I find paren-haters are always people that haven't done much or any
programming in Scheme or Lisp. Once you've done it, you see the power
and beauty of the s-expression syntax framework. GLS described this
journey in an earlier msg, when he talked about Lisp programmers who,
as beginners, implement and then subsequently abandon, infix syntaxes.
It's not just an oversight that Lisp syntax is the way it is!
Kent Pitman has a nice discussion of s-expression syntax on slashdot today --
he did a Q&A interview, and this was the very first question!
Here's my bottom line on s-exp syntax: the things people don't like about it,
i.e., all those parents, are really, really surface issues. Surface issues
vanish perceptually after you acclimate. Schemers are puzzled by the
complaints because *we don't even see the parens* about which people complain.
On the other hand, the things that are *good* about the s-exp syntax, persist:
- Easy for program-development environments to understand and manipulate
- Straightforward to layout on the page
- New, defined operators given equal treatment to base operators, i.e.,
the built-in integer-multiply function is used in the same manner (* ...)

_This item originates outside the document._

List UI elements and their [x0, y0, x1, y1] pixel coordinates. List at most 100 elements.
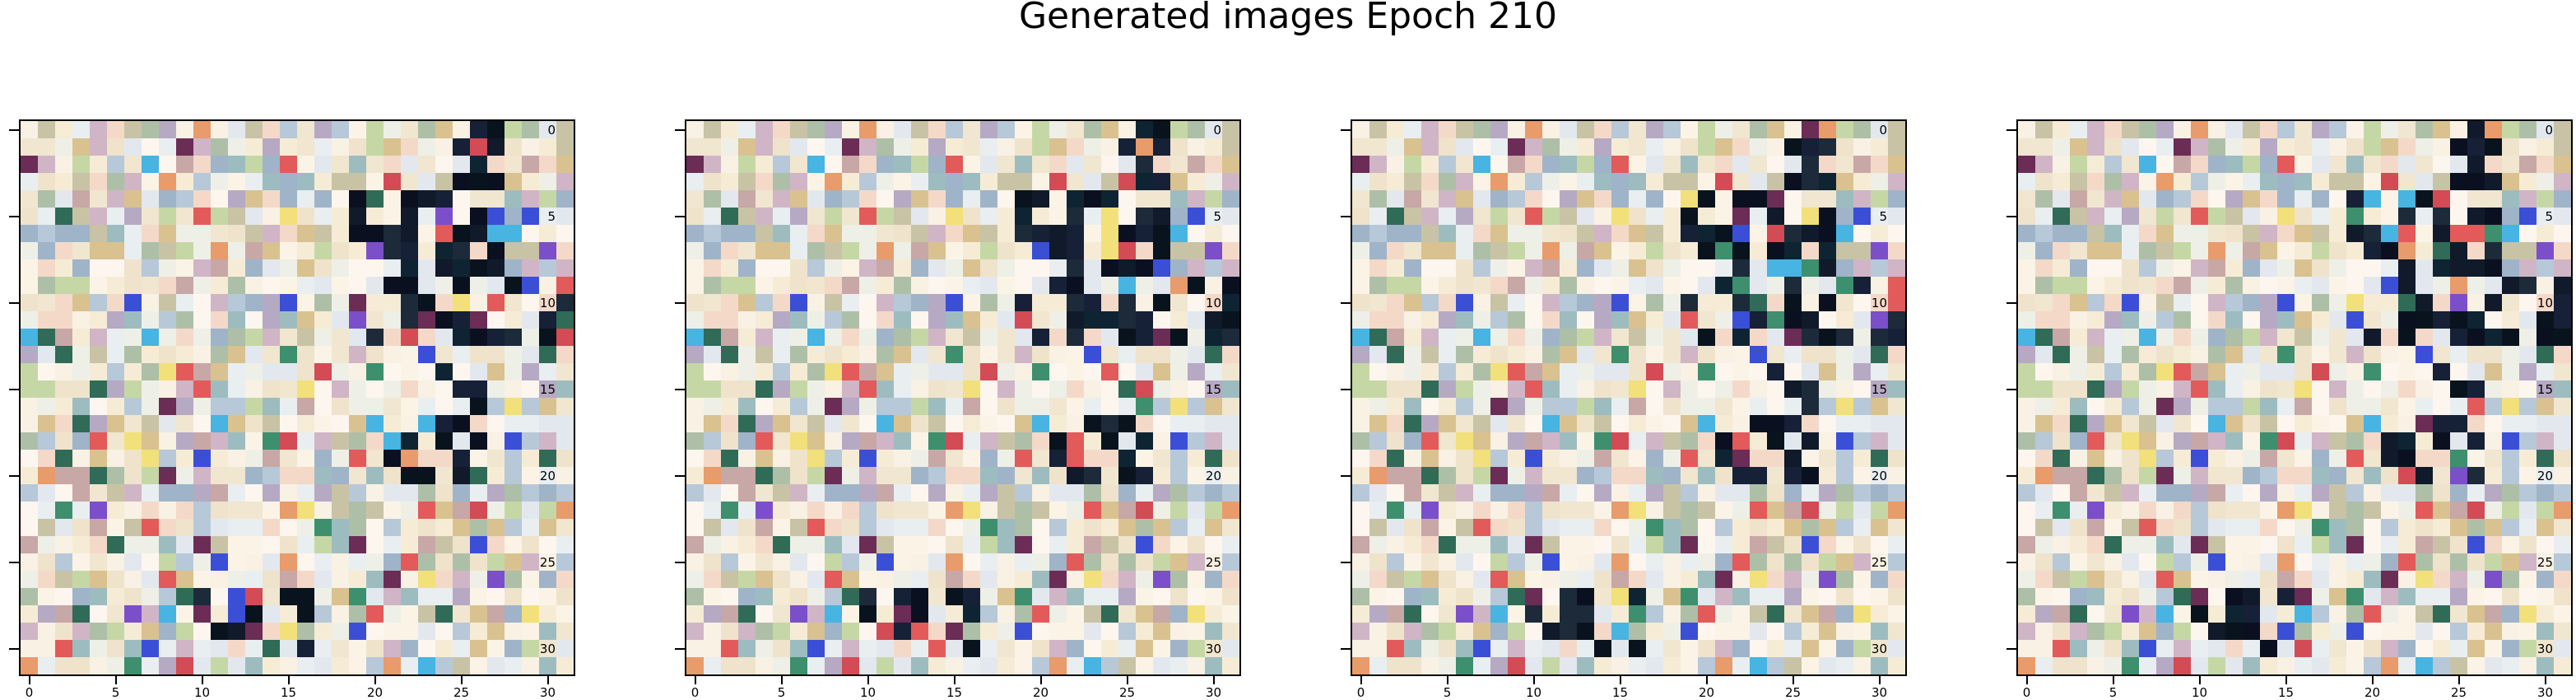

as the matrix-multiply function (matrix* ...) I write. This is especially
important in a language where procedures are first-class.
and, for me, the primo, numero uno, big, major win:
- Easy to syntactically extend, i.e., with the new little language
you just dreamed up for your particular problem domain.
S-expression syntax rocks. If it looks ugly to you, then, to me, that just
means you haven't yet had the full experience.